Hell's Kitchen
- First edition (publ. Pocket Books)
- Author: Jeffery Deaver
- Publisher: Pocket Books
- Publication date: February 1, 2001
- ISBN: 9780671047511

= Hell's Kitchen (novel) =

2001 novel by Jeffery Deaver

Hell's Kitchen is a 2001 novel by American author Jeffery Deaver. It is the third novel that follows location scout John Pellam.

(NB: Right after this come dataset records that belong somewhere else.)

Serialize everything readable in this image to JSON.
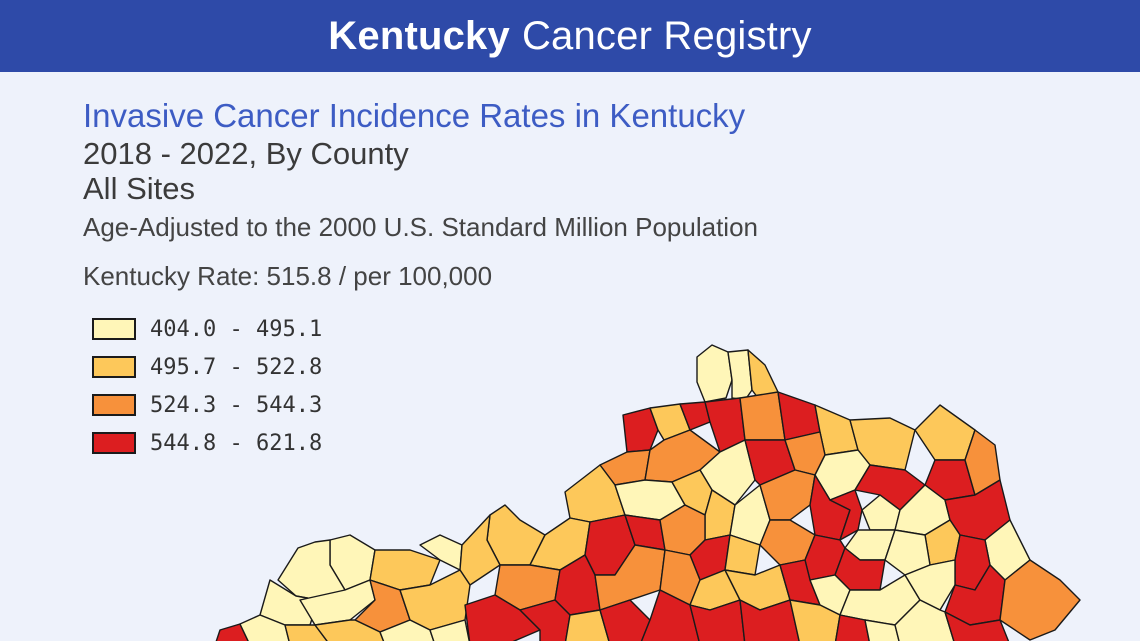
{
  "header": {
    "title_bold": "Kentucky",
    "title_rest": "Cancer Registry"
  },
  "report": {
    "title": "Invasive Cancer Incidence Rates in Kentucky",
    "period": "2018 - 2022, By County",
    "sites": "All Sites",
    "adjustment": "Age-Adjusted to the 2000 U.S. Standard Million Population",
    "state_rate": "Kentucky Rate: 515.8 / per 100,000"
  },
  "legend": [
    {
      "label": "404.0 - 495.1",
      "color": "#fff6b8"
    },
    {
      "label": "495.7 - 522.8",
      "color": "#fdc85a"
    },
    {
      "label": "524.3 - 544.3",
      "color": "#f7913b"
    },
    {
      "label": "544.8 - 621.8",
      "color": "#dc1e20"
    }
  ]
}
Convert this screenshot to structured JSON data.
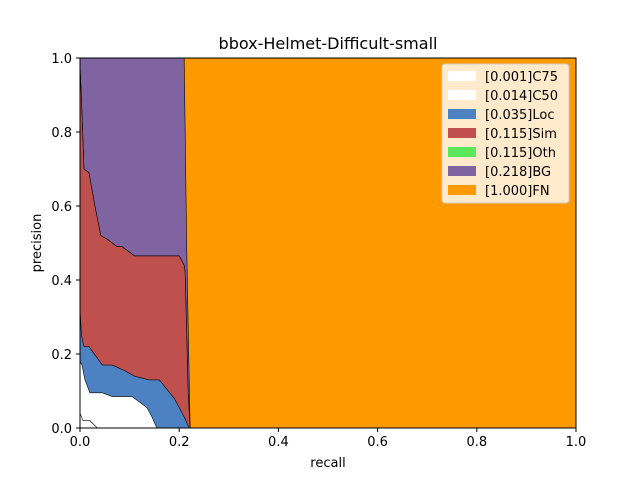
{
  "chart_data": {
    "type": "area",
    "title": "bbox-Helmet-Difficult-small",
    "xlabel": "recall",
    "ylabel": "precision",
    "xlim": [
      0,
      1
    ],
    "ylim": [
      0,
      1
    ],
    "x_ticks": [
      "0.0",
      "0.2",
      "0.4",
      "0.6",
      "0.8",
      "1.0"
    ],
    "y_ticks": [
      "0.0",
      "0.2",
      "0.4",
      "0.6",
      "0.8",
      "1.0"
    ],
    "grid": false,
    "legend_position": "top-right",
    "series": [
      {
        "name": "[0.001]C75",
        "color": "#ffffff",
        "points": [
          [
            0,
            0.04
          ],
          [
            0.006,
            0.02
          ],
          [
            0.02,
            0.02
          ],
          [
            0.035,
            0
          ],
          [
            1,
            0
          ]
        ]
      },
      {
        "name": "[0.014]C50",
        "color": "#ffffff",
        "points": [
          [
            0,
            0.18
          ],
          [
            0.004,
            0.17
          ],
          [
            0.01,
            0.13
          ],
          [
            0.02,
            0.095
          ],
          [
            0.045,
            0.095
          ],
          [
            0.065,
            0.085
          ],
          [
            0.105,
            0.085
          ],
          [
            0.135,
            0.055
          ],
          [
            0.145,
            0.03
          ],
          [
            0.155,
            0
          ],
          [
            1,
            0
          ]
        ]
      },
      {
        "name": "[0.035]Loc",
        "color": "#4c82c2",
        "points": [
          [
            0,
            0.32
          ],
          [
            0.003,
            0.25
          ],
          [
            0.008,
            0.22
          ],
          [
            0.018,
            0.22
          ],
          [
            0.045,
            0.17
          ],
          [
            0.065,
            0.17
          ],
          [
            0.09,
            0.155
          ],
          [
            0.11,
            0.14
          ],
          [
            0.14,
            0.13
          ],
          [
            0.16,
            0.13
          ],
          [
            0.19,
            0.08
          ],
          [
            0.21,
            0.03
          ],
          [
            0.22,
            0
          ],
          [
            1,
            0
          ]
        ]
      },
      {
        "name": "[0.115]Sim",
        "color": "#c0504d",
        "points": [
          [
            0,
            0.98
          ],
          [
            0.004,
            0.85
          ],
          [
            0.008,
            0.7
          ],
          [
            0.018,
            0.69
          ],
          [
            0.03,
            0.6
          ],
          [
            0.042,
            0.52
          ],
          [
            0.055,
            0.51
          ],
          [
            0.075,
            0.49
          ],
          [
            0.085,
            0.49
          ],
          [
            0.11,
            0.465
          ],
          [
            0.2,
            0.465
          ],
          [
            0.21,
            0.44
          ],
          [
            0.212,
            0.42
          ],
          [
            0.218,
            0.1
          ],
          [
            0.222,
            0
          ],
          [
            1,
            0
          ]
        ]
      },
      {
        "name": "[0.115]Oth",
        "color": "#5ce65c",
        "points": [
          [
            0,
            0.98
          ],
          [
            0.004,
            0.85
          ],
          [
            0.008,
            0.7
          ],
          [
            0.018,
            0.69
          ],
          [
            0.03,
            0.6
          ],
          [
            0.042,
            0.52
          ],
          [
            0.055,
            0.51
          ],
          [
            0.075,
            0.49
          ],
          [
            0.085,
            0.49
          ],
          [
            0.11,
            0.465
          ],
          [
            0.2,
            0.465
          ],
          [
            0.21,
            0.44
          ],
          [
            0.212,
            0.42
          ],
          [
            0.218,
            0.1
          ],
          [
            0.222,
            0
          ],
          [
            1,
            0
          ]
        ]
      },
      {
        "name": "[0.218]BG",
        "color": "#8064a2",
        "points": [
          [
            0,
            1
          ],
          [
            0.21,
            1
          ],
          [
            0.215,
            0.5
          ],
          [
            0.222,
            0
          ],
          [
            1,
            0
          ]
        ]
      },
      {
        "name": "[1.000]FN",
        "color": "#ff9900",
        "points": [
          [
            0,
            1
          ],
          [
            1,
            1
          ],
          [
            1,
            0
          ]
        ]
      }
    ]
  }
}
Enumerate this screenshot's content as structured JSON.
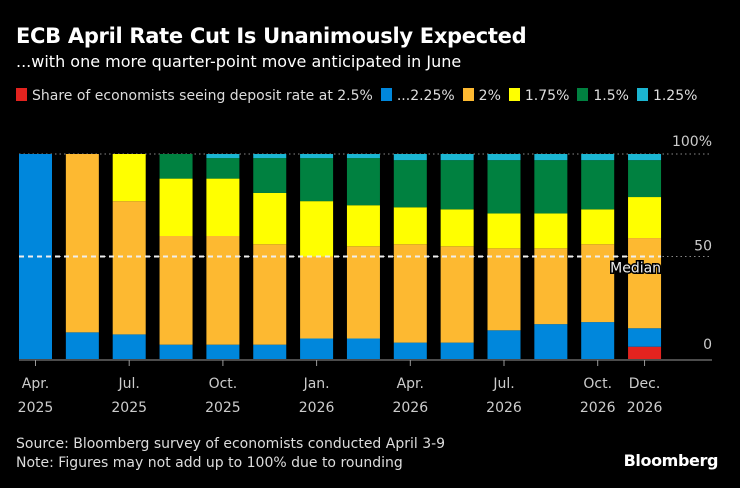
{
  "chart_data": {
    "type": "bar",
    "stacked": true,
    "title": "ECB April Rate Cut Is Unanimously Expected",
    "subtitle": "...with one more quarter-point move anticipated in June",
    "categories": [
      "Apr. 2025",
      "",
      "Jul. 2025",
      "",
      "Oct. 2025",
      "",
      "Jan. 2026",
      "",
      "Apr. 2026",
      "",
      "Jul. 2026",
      "",
      "Oct. 2026",
      "Dec. 2026"
    ],
    "x_ticks": [
      {
        "index": 0,
        "line1": "Apr.",
        "line2": "2025"
      },
      {
        "index": 2,
        "line1": "Jul.",
        "line2": "2025"
      },
      {
        "index": 4,
        "line1": "Oct.",
        "line2": "2025"
      },
      {
        "index": 6,
        "line1": "Jan.",
        "line2": "2026"
      },
      {
        "index": 8,
        "line1": "Apr.",
        "line2": "2026"
      },
      {
        "index": 10,
        "line1": "Jul.",
        "line2": "2026"
      },
      {
        "index": 12,
        "line1": "Oct.",
        "line2": "2026"
      },
      {
        "index": 13,
        "line1": "Dec.",
        "line2": "2026"
      }
    ],
    "y_ticks": [
      {
        "value": 0,
        "label": "0"
      },
      {
        "value": 50,
        "label": "50"
      },
      {
        "value": 100,
        "label": "100%"
      }
    ],
    "ylim": [
      0,
      100
    ],
    "y_axis_side": "right",
    "median_line": {
      "value": 50,
      "label": "Median"
    },
    "legend_placement": "top",
    "series": [
      {
        "name": "Share of economists seeing deposit rate at 2.5%",
        "color": "#e3231f",
        "values": [
          0,
          0,
          0,
          0,
          0,
          0,
          0,
          0,
          0,
          0,
          0,
          0,
          0,
          6
        ]
      },
      {
        "name": "...2.25%",
        "color": "#0087dc",
        "values": [
          100,
          13,
          12,
          7,
          7,
          7,
          10,
          10,
          8,
          8,
          14,
          17,
          18,
          9
        ]
      },
      {
        "name": "2%",
        "color": "#fdb931",
        "values": [
          0,
          87,
          65,
          53,
          53,
          49,
          40,
          45,
          48,
          47,
          40,
          37,
          38,
          44
        ]
      },
      {
        "name": "1.75%",
        "color": "#ffff00",
        "values": [
          0,
          0,
          23,
          28,
          28,
          25,
          27,
          20,
          18,
          18,
          17,
          17,
          17,
          20
        ]
      },
      {
        "name": "1.5%",
        "color": "#008140",
        "values": [
          0,
          0,
          0,
          12,
          10,
          17,
          21,
          23,
          23,
          24,
          26,
          26,
          24,
          18
        ]
      },
      {
        "name": "1.25%",
        "color": "#1bb6d2",
        "values": [
          0,
          0,
          0,
          0,
          2,
          2,
          2,
          2,
          3,
          3,
          3,
          3,
          3,
          3
        ]
      }
    ]
  },
  "footer": {
    "source": "Source: Bloomberg survey of economists conducted April 3-9",
    "note": "Note: Figures may not add up to 100% due to rounding",
    "logo": "Bloomberg"
  }
}
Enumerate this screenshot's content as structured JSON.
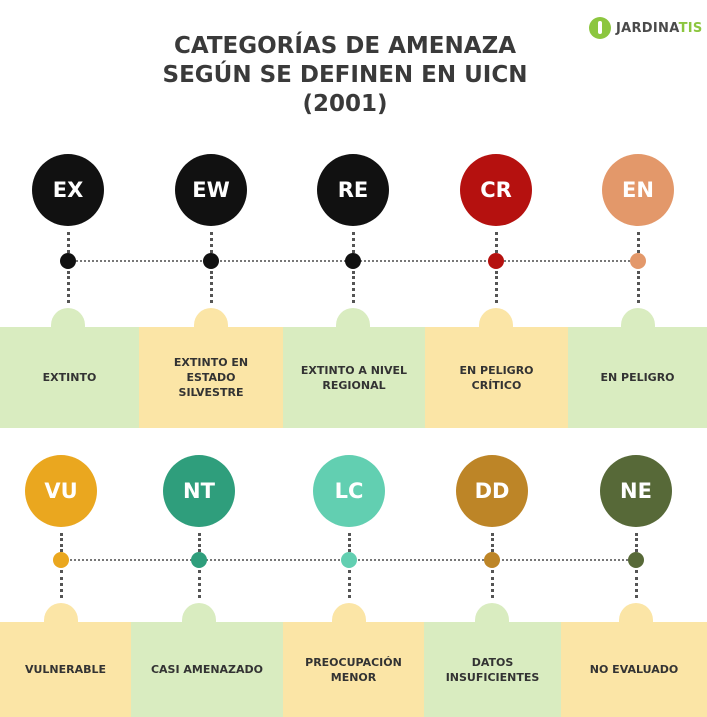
{
  "brand": {
    "part1": "JARDINA",
    "part2": "TIS"
  },
  "title": [
    "CATEGORÍAS DE AMENAZA",
    "SEGÚN SE DEFINEN EN UICN",
    "(2001)"
  ],
  "colors": {
    "green_box": "#d9ecc0",
    "yellow_box": "#fbe5a6",
    "line": "#555555"
  },
  "row1": [
    {
      "code": "EX",
      "label": "EXTINTO",
      "color": "#111111",
      "box": "#d9ecc0"
    },
    {
      "code": "EW",
      "label": "EXTINTO EN ESTADO SILVESTRE",
      "color": "#111111",
      "box": "#fbe5a6"
    },
    {
      "code": "RE",
      "label": "EXTINTO A NIVEL REGIONAL",
      "color": "#111111",
      "box": "#d9ecc0"
    },
    {
      "code": "CR",
      "label": "EN PELIGRO CRÍTICO",
      "color": "#b5110f",
      "box": "#fbe5a6"
    },
    {
      "code": "EN",
      "label": "EN PELIGRO",
      "color": "#e3986a",
      "box": "#d9ecc0"
    }
  ],
  "row2": [
    {
      "code": "VU",
      "label": "VULNERABLE",
      "color": "#eaa71f",
      "box": "#fbe5a6"
    },
    {
      "code": "NT",
      "label": "CASI AMENAZADO",
      "color": "#2f9e7c",
      "box": "#d9ecc0"
    },
    {
      "code": "LC",
      "label": "PREOCUPACIÓN MENOR",
      "color": "#62cfb1",
      "box": "#fbe5a6"
    },
    {
      "code": "DD",
      "label": "DATOS INSUFICIENTES",
      "color": "#bd8527",
      "box": "#d9ecc0"
    },
    {
      "code": "NE",
      "label": "NO EVALUADO",
      "color": "#576938",
      "box": "#fbe5a6"
    }
  ]
}
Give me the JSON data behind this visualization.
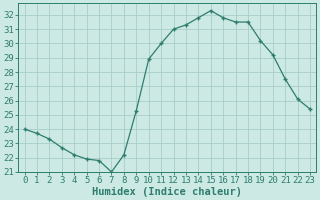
{
  "x": [
    0,
    1,
    2,
    3,
    4,
    5,
    6,
    7,
    8,
    9,
    10,
    11,
    12,
    13,
    14,
    15,
    16,
    17,
    18,
    19,
    20,
    21,
    22,
    23
  ],
  "y": [
    24.0,
    23.7,
    23.3,
    22.7,
    22.2,
    21.9,
    21.8,
    21.0,
    22.2,
    25.3,
    28.9,
    30.0,
    31.0,
    31.3,
    31.8,
    32.3,
    31.8,
    31.5,
    31.5,
    30.2,
    29.2,
    27.5,
    26.1,
    25.4
  ],
  "xlabel": "Humidex (Indice chaleur)",
  "line_color": "#2e7d6e",
  "marker": "+",
  "marker_size": 3.5,
  "marker_linewidth": 1.0,
  "bg_color": "#cce9e4",
  "grid_color": "#a8cdc8",
  "ylim": [
    21,
    32.8
  ],
  "xlim": [
    -0.5,
    23.5
  ],
  "yticks": [
    21,
    22,
    23,
    24,
    25,
    26,
    27,
    28,
    29,
    30,
    31,
    32
  ],
  "xticks": [
    0,
    1,
    2,
    3,
    4,
    5,
    6,
    7,
    8,
    9,
    10,
    11,
    12,
    13,
    14,
    15,
    16,
    17,
    18,
    19,
    20,
    21,
    22,
    23
  ],
  "tick_label_size": 6.5,
  "xlabel_size": 7.5,
  "spine_color": "#2e7d6e",
  "tick_color": "#2e7d6e"
}
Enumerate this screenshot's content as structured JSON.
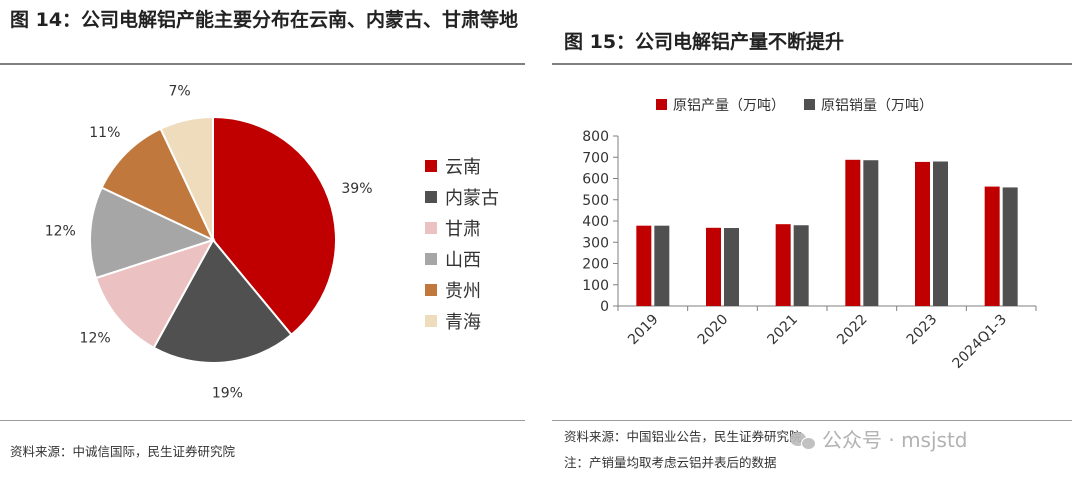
{
  "left": {
    "title": "图 14：公司电解铝产能主要分布在云南、内蒙古、甘肃等地",
    "source": "资料来源：中诚信国际，民生证券研究院"
  },
  "right": {
    "title": "图 15：公司电解铝产量不断提升",
    "source": "资料来源：中国铝业公告，民生证券研究院",
    "note": "注：产销量均取考虑云铝并表后的数据"
  },
  "watermark": "公众号 · msjstd",
  "colors": {
    "red": "#c00000",
    "gray": "#505050",
    "pink": "#ebc1c1",
    "lightgray": "#a6a6a6",
    "orange": "#c0783c",
    "beige": "#eedcbc"
  },
  "chart_data": [
    {
      "type": "pie",
      "title": "图 14：公司电解铝产能主要分布在云南、内蒙古、甘肃等地",
      "legend_position": "right",
      "slices": [
        {
          "name": "云南",
          "value": 39,
          "label": "39%",
          "color": "#c00000"
        },
        {
          "name": "内蒙古",
          "value": 19,
          "label": "19%",
          "color": "#505050"
        },
        {
          "name": "甘肃",
          "value": 12,
          "label": "12%",
          "color": "#ebc1c1"
        },
        {
          "name": "山西",
          "value": 12,
          "label": "12%",
          "color": "#a6a6a6"
        },
        {
          "name": "贵州",
          "value": 11,
          "label": "11%",
          "color": "#c0783c"
        },
        {
          "name": "青海",
          "value": 7,
          "label": "7%",
          "color": "#eedcbc"
        }
      ]
    },
    {
      "type": "bar",
      "title": "图 15：公司电解铝产量不断提升",
      "categories": [
        "2019",
        "2020",
        "2021",
        "2022",
        "2023",
        "2024Q1-3"
      ],
      "series": [
        {
          "name": "原铝产量（万吨）",
          "color": "#c00000",
          "values": [
            378,
            368,
            385,
            688,
            678,
            562
          ]
        },
        {
          "name": "原铝销量（万吨）",
          "color": "#505050",
          "values": [
            378,
            367,
            380,
            686,
            680,
            558
          ]
        }
      ],
      "ylim": [
        0,
        800
      ],
      "yticks": [
        "0",
        "100",
        "200",
        "300",
        "400",
        "500",
        "600",
        "700",
        "800"
      ],
      "legend_position": "top",
      "grid": false
    }
  ]
}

The novel was shortlisted for the 2002 Edgar Allan Poe Award for Best Paperback Original.

==Plot summary==
The book follows Pellam as he tries to prove the innocence of an old woman, Ettie, whom he had interviewed for a documentary on the area of New York City referred to as Hell's Kitchen. When Ettie's apartment catches fire, she is blamed for the crime and jailed. Pellam believes she is innocent and is determined to prove it and set her free. Along the way he meets several characters who try to interrupt his search as it uncovers many underlying crimes of different people. All the while, the real arsonist, a man named Sonny, has been continuing to burn buildings and chase Pellam.

Towards the end of the book, Sonny finally confronts Pellam, attempting to kill him (and Sonny himself in the process). However, just when it appears Pellam is about to die, two friends he has made along his investigation come to his aid and save him from Sonny. Pellam gathers the evidence needed to prove Ettie innocent and she is set free.